Shahrukh Khan and Atlee’s latest film, Jawan, is surprisingly politically direct beneath its veneer of vigilante action. Both critics and audiences have praised the film, and to be frank, the accolades are well-deserved.

In the 70s and 80s, Amitabh Bachchan’s ‘Angry Young Man’ served as a release for the pent-up frustrations of the youth in an unstable economy. Similarly, Shahrukh Khan’s new protagonist lends a voice to today’s liberal youth, who often feel stifled in a democracy slipping through their grasp.
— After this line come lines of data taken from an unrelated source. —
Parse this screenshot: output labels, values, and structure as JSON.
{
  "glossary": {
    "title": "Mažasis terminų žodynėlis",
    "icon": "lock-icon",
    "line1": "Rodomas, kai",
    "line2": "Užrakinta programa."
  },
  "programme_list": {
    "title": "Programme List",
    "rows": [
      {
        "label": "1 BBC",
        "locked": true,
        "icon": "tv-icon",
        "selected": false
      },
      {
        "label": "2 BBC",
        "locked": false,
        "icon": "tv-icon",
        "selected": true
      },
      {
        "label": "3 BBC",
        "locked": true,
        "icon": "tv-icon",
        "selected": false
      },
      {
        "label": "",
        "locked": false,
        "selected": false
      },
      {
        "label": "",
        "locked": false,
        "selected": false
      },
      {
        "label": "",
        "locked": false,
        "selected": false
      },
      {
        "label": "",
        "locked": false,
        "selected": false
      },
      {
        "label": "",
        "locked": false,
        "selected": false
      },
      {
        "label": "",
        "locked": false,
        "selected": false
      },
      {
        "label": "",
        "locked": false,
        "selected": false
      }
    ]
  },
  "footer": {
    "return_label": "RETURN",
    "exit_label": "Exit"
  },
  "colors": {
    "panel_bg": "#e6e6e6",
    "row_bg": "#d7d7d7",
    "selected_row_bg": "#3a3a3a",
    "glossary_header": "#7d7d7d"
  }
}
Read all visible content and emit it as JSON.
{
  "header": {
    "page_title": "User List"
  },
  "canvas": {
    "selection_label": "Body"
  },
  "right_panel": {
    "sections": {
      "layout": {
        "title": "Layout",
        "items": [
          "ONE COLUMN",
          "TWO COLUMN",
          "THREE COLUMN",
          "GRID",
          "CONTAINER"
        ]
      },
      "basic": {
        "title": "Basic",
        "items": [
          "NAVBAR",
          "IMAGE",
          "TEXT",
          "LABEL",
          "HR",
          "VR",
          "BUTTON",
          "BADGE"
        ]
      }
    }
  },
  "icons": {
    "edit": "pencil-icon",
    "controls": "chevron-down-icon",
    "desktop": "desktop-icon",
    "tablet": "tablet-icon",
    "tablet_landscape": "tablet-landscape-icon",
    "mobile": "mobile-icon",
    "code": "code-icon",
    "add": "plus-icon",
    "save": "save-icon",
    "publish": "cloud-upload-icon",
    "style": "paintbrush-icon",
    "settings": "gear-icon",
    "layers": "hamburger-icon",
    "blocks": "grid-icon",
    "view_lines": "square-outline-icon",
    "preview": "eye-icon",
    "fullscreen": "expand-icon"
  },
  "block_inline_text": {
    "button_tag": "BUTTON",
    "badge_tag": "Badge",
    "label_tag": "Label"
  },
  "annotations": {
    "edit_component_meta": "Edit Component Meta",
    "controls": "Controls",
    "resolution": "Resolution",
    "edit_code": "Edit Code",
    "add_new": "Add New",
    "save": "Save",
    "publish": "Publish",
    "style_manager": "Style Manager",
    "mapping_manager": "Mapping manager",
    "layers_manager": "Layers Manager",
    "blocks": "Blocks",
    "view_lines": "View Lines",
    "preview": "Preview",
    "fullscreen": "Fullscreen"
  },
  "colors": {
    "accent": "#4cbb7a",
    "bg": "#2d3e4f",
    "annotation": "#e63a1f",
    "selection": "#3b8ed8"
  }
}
Khan’s heroes are deliberately depicted as being ambiguous in terms of religion and parentage, a poignant choice in a time when some influential voices manipulate religion and ancestry to justify unwarranted control over the public.

Jawan conveys multiple messages, at times perhaps too many, but the proficient cast and crew sell the story and the star to you. Critiquing Khan’s acting would be a fruitless endeavor, as he seamlessly embodies every character he portrays. One might argue that Khan has been in mediocre films, but none of those films were mediocre because of him.

Likewise, Vijay Sethupathi brings Kaalie Gaikwaid to life with a nonchalance only the truly talented can achieve. While Khan’s charisma simmers beneath layers of action, Sethupathi’s expressive eyes effectively convey the fear his character demands.

Jawan delivers on its promises, from Anirudh’s masterful music, Atlee’s skill as an action director, to G.K. Vishnu’s cinematography and Nayanthara’s seasoned screen presence.

In an era dominated by remakes, Atlee doesn’t shy away from referencing and drawing inspiration in Jawan. In fact, one could compile a list of scenes and moments that feel like familiar territory. However, Atlee adeptly executes these tropes, allowing the audience to root for the characters instead of being put off by a retelling.

Nonetheless, Jawan is not without its flaws. Despite a substantial female cast, only a few characters truly emerge as individuals, most serving primarily to support the lead character. Many characters’ backstories are left unexplored, and Nayanthara’s formidable cop Narmada loses her bravado and strength in the final showdown. Chak De India serves as a superior example of a film where each female character is given their due, alongside the main character.

Despite these shortcomings, Jawan stands as a robust film due to its sincerity, entertainment value, mass appeal, and its ability to present a Shahrukh Khan we’ve never seen before.